UNE MAUVAISE AUTOPSIE
Une théorie balayée du revers de la main par Me Jacques Larochelle, qui représente Jacques Delisle depuis le début de cette affaire.
Les expertises suisses, précise-t-il, expliquent aussi que « l’autopsie a été extrêmement mal faite et que l’absence de photos et la conservation du cerveau les limitent sérieusement dans leurs possibilités de déterminer une vraie trajectoire », expose Me Larochelle.
« Alors on doit se contenter d’une preuve inférieure et de probabilités », déplore-t-il.
En effet, les experts notent dans un autre rapport de 37 pages que la préservation du cerveau, sa fixation et sa dissection auraient été « nécessaires » et que l’absence de photographies et de descriptions détaillées « limitent fortement » leur aptitude à déterminer une trajectoire de projectile par arme à feu.
L’avocat de Jacques Delisle défend la décision du ministre de la Justice, qui a ordonné un nouveau procès pour son client en 2021, trois ans et demi après un rapport qui ne faisait nullement mention d’une erreur judiciaire dans cette affaire.
« Il n’y a aucune conclusion possible à tirer de ce rapport-là », a tranché Me Jacques Larochelle, hier.
L’avocat a réagi aux révélations contenues dans ce document produit en novembre 2017 dans le cadre de la demande de révision ministérielle de son client, qui se disait victime d’une erreur judiciaire.
Or, rien dans ce volumineux rapport, rédigé par le Groupe de révision des condamnations criminelles et tenu confidentiel jusqu’à la fin de l’affaire Delisle, ne fait état d’une erreur judiciaire.
« Je vais vous dire bien franchement, quand on a reçu ce rapport en 2017, on s’est dit qu’il allait falloir travailler un peu parce qu’on n’avait pas convaincu les fonctionnaires jusqu’à présent », explique Me Larochelle.
UN ARGUMENTAIRE DÉTAILLÉ
Son collègue, l’avocat torontois James Lockyer, un expert en matière d’erreurs judiciaires, a alors demandé de nouvelles expertises, en plus de rédiger un argumentaire détaillé.
« Me Lockyer a composé et produit un mémoire considérable, qui répondait point par point au rapport de novembre 2017. Et il s’est passé trois ans et plusieurs mois jusqu’à ce qu’on arrive au moment de la décision [du ministre] », ajoute-t-il.
C’est après avoir eu connaissance de « tout ça » que le ministre a pris sa décision, insiste Me Larochelle.
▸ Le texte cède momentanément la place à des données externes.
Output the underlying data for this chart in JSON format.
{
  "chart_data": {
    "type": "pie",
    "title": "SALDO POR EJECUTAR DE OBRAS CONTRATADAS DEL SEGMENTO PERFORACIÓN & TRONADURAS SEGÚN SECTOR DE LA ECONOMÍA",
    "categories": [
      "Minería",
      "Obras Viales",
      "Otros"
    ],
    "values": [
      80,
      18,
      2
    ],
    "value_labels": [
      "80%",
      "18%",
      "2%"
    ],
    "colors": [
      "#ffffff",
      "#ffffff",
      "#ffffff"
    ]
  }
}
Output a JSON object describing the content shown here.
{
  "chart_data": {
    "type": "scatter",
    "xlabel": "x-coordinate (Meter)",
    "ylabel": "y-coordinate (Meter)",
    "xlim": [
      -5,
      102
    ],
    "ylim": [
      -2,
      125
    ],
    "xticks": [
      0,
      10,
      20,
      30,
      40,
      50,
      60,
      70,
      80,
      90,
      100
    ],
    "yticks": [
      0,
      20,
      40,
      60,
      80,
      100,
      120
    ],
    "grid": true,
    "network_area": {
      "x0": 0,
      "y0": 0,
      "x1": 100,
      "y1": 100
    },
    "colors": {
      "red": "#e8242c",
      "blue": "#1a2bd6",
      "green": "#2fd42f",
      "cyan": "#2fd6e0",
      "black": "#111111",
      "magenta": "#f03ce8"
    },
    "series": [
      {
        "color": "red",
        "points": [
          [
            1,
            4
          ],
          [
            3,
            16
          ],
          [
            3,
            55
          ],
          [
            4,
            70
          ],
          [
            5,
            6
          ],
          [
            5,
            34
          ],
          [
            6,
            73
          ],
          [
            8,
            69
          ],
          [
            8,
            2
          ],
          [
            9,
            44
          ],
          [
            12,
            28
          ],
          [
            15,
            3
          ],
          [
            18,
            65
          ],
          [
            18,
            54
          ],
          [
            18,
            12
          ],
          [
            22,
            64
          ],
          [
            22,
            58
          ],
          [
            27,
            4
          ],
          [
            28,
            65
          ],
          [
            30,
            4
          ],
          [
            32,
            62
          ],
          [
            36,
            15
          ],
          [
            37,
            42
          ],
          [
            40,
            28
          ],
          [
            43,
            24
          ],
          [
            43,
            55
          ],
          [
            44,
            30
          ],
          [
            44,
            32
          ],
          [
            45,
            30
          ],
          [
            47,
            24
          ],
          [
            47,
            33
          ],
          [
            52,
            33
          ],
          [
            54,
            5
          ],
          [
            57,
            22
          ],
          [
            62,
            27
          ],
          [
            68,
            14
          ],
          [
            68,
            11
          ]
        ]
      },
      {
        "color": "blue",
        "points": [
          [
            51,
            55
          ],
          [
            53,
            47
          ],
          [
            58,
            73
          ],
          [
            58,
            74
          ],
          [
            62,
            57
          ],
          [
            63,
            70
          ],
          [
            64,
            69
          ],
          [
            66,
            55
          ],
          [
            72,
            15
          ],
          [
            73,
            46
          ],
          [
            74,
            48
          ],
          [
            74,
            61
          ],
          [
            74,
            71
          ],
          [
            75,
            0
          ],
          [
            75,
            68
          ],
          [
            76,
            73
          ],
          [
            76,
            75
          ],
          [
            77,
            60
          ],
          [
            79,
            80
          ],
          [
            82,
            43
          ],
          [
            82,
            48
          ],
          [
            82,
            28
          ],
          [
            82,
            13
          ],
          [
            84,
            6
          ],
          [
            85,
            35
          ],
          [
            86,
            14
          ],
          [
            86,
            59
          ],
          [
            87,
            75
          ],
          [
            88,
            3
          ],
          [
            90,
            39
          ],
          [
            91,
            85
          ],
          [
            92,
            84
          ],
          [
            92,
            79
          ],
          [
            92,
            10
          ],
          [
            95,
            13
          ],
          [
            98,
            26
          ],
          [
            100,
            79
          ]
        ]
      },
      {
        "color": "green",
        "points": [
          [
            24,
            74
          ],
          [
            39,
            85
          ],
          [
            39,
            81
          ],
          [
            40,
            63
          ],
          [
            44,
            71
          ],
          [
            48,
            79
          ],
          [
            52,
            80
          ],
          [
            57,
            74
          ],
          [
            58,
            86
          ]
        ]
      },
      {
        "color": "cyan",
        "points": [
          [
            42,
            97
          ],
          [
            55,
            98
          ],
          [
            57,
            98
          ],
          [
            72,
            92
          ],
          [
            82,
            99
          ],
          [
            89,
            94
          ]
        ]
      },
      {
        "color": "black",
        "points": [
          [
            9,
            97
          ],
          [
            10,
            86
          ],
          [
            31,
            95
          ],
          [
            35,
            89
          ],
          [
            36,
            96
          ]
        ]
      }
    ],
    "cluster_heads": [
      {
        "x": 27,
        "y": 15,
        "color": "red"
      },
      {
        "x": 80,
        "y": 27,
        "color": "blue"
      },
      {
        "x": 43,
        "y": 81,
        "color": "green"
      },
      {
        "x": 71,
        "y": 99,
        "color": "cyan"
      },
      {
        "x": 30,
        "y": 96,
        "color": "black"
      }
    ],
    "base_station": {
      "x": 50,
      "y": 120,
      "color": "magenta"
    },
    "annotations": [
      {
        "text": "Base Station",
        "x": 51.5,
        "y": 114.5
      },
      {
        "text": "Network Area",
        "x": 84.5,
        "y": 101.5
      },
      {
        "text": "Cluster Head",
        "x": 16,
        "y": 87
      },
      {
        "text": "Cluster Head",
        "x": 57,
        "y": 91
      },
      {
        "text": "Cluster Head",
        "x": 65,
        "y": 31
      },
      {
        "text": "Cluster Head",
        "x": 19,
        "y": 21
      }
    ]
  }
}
« On ne sait même pas si, à ce moment-là, ses fonctionnaires n’étaient pas de son avis, parce qu’ils n’ont pas produit un deuxième rapport. On ignore totalement l’opinion des fonctionnaires au moment où la décision a été prise. Tout ce qu’on sait, c’est là où ils s’orientaient, de façon préliminaire, trois ans et demi avant la décision et avant que le travail soit complété. Alors je ne vois pas ce qu’on peut déduire de ça », expose-t-il.
UNE ERREUR JUDICIAIRE
Me Jacques Larochelle demeure convaincu que son client a fait l’objet d’une erreur judiciaire et que c’est la remise en cause du travail des experts du ministère public qui a poussé le ministre à ordonner un second procès.